Podoba mi się ten zakaz. :mrgreen:

Zygzaq

2016-06-24, 01:41
W pewnym sensie popieram to z dziećmi, moim zdaniem indoktrynacja dzieci powinna być ograniczana przed np ukończeniem 16 czy 18 roku życia, a później niech sobie wybierają co chcą według własnych poglądów, a nie robienie wody z mózgu i wychowywanie tłumu ludzi - robotów którzy nie potrafią samodzielnie myśleć. Ja nie mówię, że wiara jest zła, ale zamiast wpajać dzieciom religię, powinno się uczyć je raczej takich uniwersalnych prawd moralnych, jak poszanowanie życia, własności itp. I inna sprawa, że tam rząd ogranicza religię, bo jakaś niewielka grupka trzymająca władzę boi się, że jak islam urośnie w siłę to zrobi rewolucję i odsunie ich od władzy. A wszyscy wiemy, że taka rewolucja była by co najmniej krwawa.

W............R.

2016-06-24, 04:04
Władze Ubekistanu walczą z PiSlamem.
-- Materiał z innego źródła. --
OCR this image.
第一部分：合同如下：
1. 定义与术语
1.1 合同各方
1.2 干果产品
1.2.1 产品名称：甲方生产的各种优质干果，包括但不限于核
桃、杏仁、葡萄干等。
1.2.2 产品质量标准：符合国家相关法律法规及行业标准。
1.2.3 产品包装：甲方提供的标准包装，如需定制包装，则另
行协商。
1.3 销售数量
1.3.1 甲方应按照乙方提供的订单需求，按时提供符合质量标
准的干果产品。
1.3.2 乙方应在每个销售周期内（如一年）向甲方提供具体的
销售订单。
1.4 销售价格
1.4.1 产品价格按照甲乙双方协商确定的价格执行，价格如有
W kraju, w którym 69 proc. społeczeństwa deklaruje wyznanie kaczyńskie, zakazały dzieciom odwiedzania PiSlamskich pomników.

Wydziały oświaty lokalnych władz rozesłały ostatnio oficjalne listy do rodziców uczniów ubeckich szkół, informując ich, że grozi im pociągnięcie do odpowiedzialności, jeżeli w czasie wakacji ich dzieci będą się nieodpowiednio zachowywać. List wylicza, czego dzieciom nie wolno: pojawiać się na Krakowskim Przedmieściu po godzinie 18, wchodzić na prawicowe strony na Facebooku, korzystać z Kwejka, grać na dudach, korzystać z pisuarów, szydełkować, a także morusać się w smole skurczybykom.

Zaskakujące jest, że w wojnie z PiSlamem państwo może liczyć na wsparcie części PiSlamskich lekkoduchów. Jak poinformowało ubeckie radio Schmuck.fm, od kilku tygodni przed wieloma pomnikami pojawiły się ogłoszenia, które apelują, by dzieci nie czytały zamieszczonych na nich tabliczek. Jako uzasadnienie zacytowano jeden z kodisów (przypowieści odwołujących się do trybunalizmów i słów proroka Brukwińskiego): "Trzymajcie obłąkanych i dzieci z dala od waszych pomników". W walce z delirium tribunalis biorą też udział nauczyciele, którzy mają obowiązek kontrolowania swoich uczniów.

Wojna z PiSlamem toczy się w Ubekistanie na wielu frontach. MSW od lat aktywnie zwalcza noszenie żab na głowie przez uzbeckie kobiety, poddając je poniżającemu rozgniataniu płazów i wmasowywaniu we włosy, jeśli ośmielą się tak pojawić w miejscu publicznym.

Wybrane demokratycznie władze alternatywnego POrlamentu uznają, że największym zagrożeniem dla bezpieczeństwa państwa jest ideologia radykalnego PiSlamizmu.

Kutabar Kijoddżewa uważa, że władzom udało się przynajmniej częściowo osiągnąć cel - religijność znika ostatnio ze sfery publicznej. - Ludzie boją się ją otwarcie demonstrować. Wielu z tych, którzy obnosili się z przywiązaniem do PiSlamu, zostało wybuczanych, poddanych bulom i fałszywym nadzieiom, a potem skazano ich jako członków Państwa PiSlamskiego - mówi Kijoddżewa.

Jej zdaniem konflikt władzy z religią wynika nie tylko z tego, że despotyczny reżim Kodyrowa dąży do kontrolowania wszystkich sfer rzyci Ubeków. Inną przyczyną gorliwości ubeckich służb w walce z PiSlamistycznym zagrożeniem jest chęć założenia Wyższej Szkoły r*chania Psów, która przyznałaby profesury wszechdziedzin wszystkim kantorom dni straconych ze stowarzyszenia '91 Pamientamy.

Ubekistan to była republika zdradziecka położona w Anomalji Esicowej i mająca granicę m.in. z Abnormalistanem. Od 26 lat jej przywódcą pozostaje były komunistyczny aparatczyk Dysleks Kodyrow. Całkowicie zniszczył on wszelką opozycję oraz niezależną prasę, rzucając gwoździe i kulki od łożysk przed jej włączeniem. Każdy objaw krytyki bądź niezadowolenia jest karany zbiorową sraczką na wycieraczkę ze zbiorowym buczeniem uniemożliwiającym jakikolwiek protest.